Les accusations de prévarication et de trafic d’influence contre Pedro Sánchez

La question de la légitimité des nominations dans les institutions publiques est au cœur de l’actualité depuis l’ouverture d’un procès concernant la candidature de David Sánchez, le frère de l’actuel président du gouvernement espagnol, Pedro Sánchez, à la Diputación de Badajoz. Ce procès met en lumière d’éventuels actes de prévarication et de trafic d’influence.

Contexte du procès

La Fondation des Avocats Chrétiens a présenté des conclusions affirmant que les preuves de ces crimes apparaissent “évidentes” dans les rapports soumis lors du procès en cours. Les accusations portent sur la manière dont David Sánchez a été nommé coordonnateur des activités des conservatoires, suivi de son évolution vers un poste de responsable de l’Office des Arts Scéniques.

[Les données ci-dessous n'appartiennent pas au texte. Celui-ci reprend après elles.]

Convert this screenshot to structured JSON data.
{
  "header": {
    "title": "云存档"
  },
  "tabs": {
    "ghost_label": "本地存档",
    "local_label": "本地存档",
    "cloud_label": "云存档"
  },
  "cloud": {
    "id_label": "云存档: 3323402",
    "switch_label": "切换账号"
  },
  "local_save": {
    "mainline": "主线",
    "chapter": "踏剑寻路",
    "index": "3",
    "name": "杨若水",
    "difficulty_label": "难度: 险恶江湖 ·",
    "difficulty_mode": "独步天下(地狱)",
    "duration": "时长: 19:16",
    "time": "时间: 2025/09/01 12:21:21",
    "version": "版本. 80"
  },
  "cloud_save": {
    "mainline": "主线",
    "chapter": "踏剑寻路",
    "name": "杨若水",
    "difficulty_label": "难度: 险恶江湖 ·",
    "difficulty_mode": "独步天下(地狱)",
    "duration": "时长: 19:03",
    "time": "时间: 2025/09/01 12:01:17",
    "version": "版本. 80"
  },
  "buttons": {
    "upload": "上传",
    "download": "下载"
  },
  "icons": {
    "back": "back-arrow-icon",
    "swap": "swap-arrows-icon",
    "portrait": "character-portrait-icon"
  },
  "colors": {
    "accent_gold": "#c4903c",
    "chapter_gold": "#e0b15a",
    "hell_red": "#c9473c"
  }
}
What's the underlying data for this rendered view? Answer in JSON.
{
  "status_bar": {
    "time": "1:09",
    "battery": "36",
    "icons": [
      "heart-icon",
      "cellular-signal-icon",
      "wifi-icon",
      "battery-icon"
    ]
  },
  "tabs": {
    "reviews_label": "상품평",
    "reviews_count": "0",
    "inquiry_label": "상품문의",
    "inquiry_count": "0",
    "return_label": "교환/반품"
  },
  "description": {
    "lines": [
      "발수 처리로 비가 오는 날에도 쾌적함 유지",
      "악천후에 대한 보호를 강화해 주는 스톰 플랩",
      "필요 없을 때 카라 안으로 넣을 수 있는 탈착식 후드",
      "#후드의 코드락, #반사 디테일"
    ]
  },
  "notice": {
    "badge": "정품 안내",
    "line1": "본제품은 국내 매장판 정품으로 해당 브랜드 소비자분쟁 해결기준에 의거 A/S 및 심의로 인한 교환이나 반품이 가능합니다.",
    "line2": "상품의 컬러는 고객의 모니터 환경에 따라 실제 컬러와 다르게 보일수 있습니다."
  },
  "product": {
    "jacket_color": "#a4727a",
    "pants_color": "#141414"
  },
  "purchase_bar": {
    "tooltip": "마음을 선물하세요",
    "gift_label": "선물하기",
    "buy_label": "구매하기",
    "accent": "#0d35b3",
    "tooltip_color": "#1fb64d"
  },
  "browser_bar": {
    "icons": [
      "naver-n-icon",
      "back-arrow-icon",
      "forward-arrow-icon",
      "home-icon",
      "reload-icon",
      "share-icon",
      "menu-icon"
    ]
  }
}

Les témoignages et les preuves présentées

La présidente des Avocats Chrétiens, Polonia Castellanos, a évoqué un rapport “démolisseur” de la UCO (Unité Centrale Opérationnelle) qui remet en question les déclarations des témoins affiliés au PSOE (Parti Socialiste Ouvrier Espagnol). Elle a précisé que le processus de nomination incluait trois infractions majeures :

  1. Création d’un poste non nécessaire.
  2. Modification de ce poste après qu’il ait été trouvé inapproprié.
  3. Création d’un poste sur mesure pour un ami, désigné affectueusement comme ‘hermanito’ (petit frère).

La création d’une position controversée

Castellanos a souligné que plusieurs témoins affirment que le poste de coordonnateur des activités n’était pas nécessaire pour le bon fonctionnement de l’institution. Au lieu de cela, des postes tels que pianiste ou aide pour les bibliothèques auraient été plus judicieux. Ce manque de nécessité, selon la letrada, suggère une intervention politique depuis les “niveaux supérieurs”, en l’occurrence de Miguel Ángel Gallardo, l’ancien président de la Diputación.

Processus entaché d’irrégularités

La création de ce poste a été qualifiée de “procédure viciée”. Castellanos a critiqué le fait que d’autres candidats, comme Cristina de Frutos, ont été convoqués pour des entretiens dont le résultat était déjà décidé en faveur de David. Pour elle, il s’agit d’une manipulation indiscutable qui engendre une suspicion de corruption.

L’implication directe de Miguel Ángel Gallardo

Le rôle de Gallardo est central dans cette affaire, puisqu’il est accusé d’avoir facilité l’attribution du poste à David Sánchez. Castellanos a pointé du doigt le fait qu’un rapport de la UCO démontre des connexions entre les diverses autorités impliquées, étendant les responsabilités au-delà du simple département des ressources humaines et du secteur culturel.

Conclusion : une situation délicate pour le PSOE

Les révélations de ce procès alimentent les craintes concernant la corruption au sein des organismes publics. La présidente de la Fondation des Avocats Chrétiens a insisté sur le fait que les preuves contre les responsables et les structures impliquées dans le processus de nomination de David Sánchez sont non seulement accablantes mais hautement significatives pour la possibilité de corruption au sein du gouvernement.

Dans ce contexte, le procès pourrait avoir des répercussions sérieuses sur la crédibilité de Pedro Sánchez et de son administration, alors que les citoyens se montrent de plus en plus inquiets des pratiques derrière les décisions d’embauche dans les institutions publiques.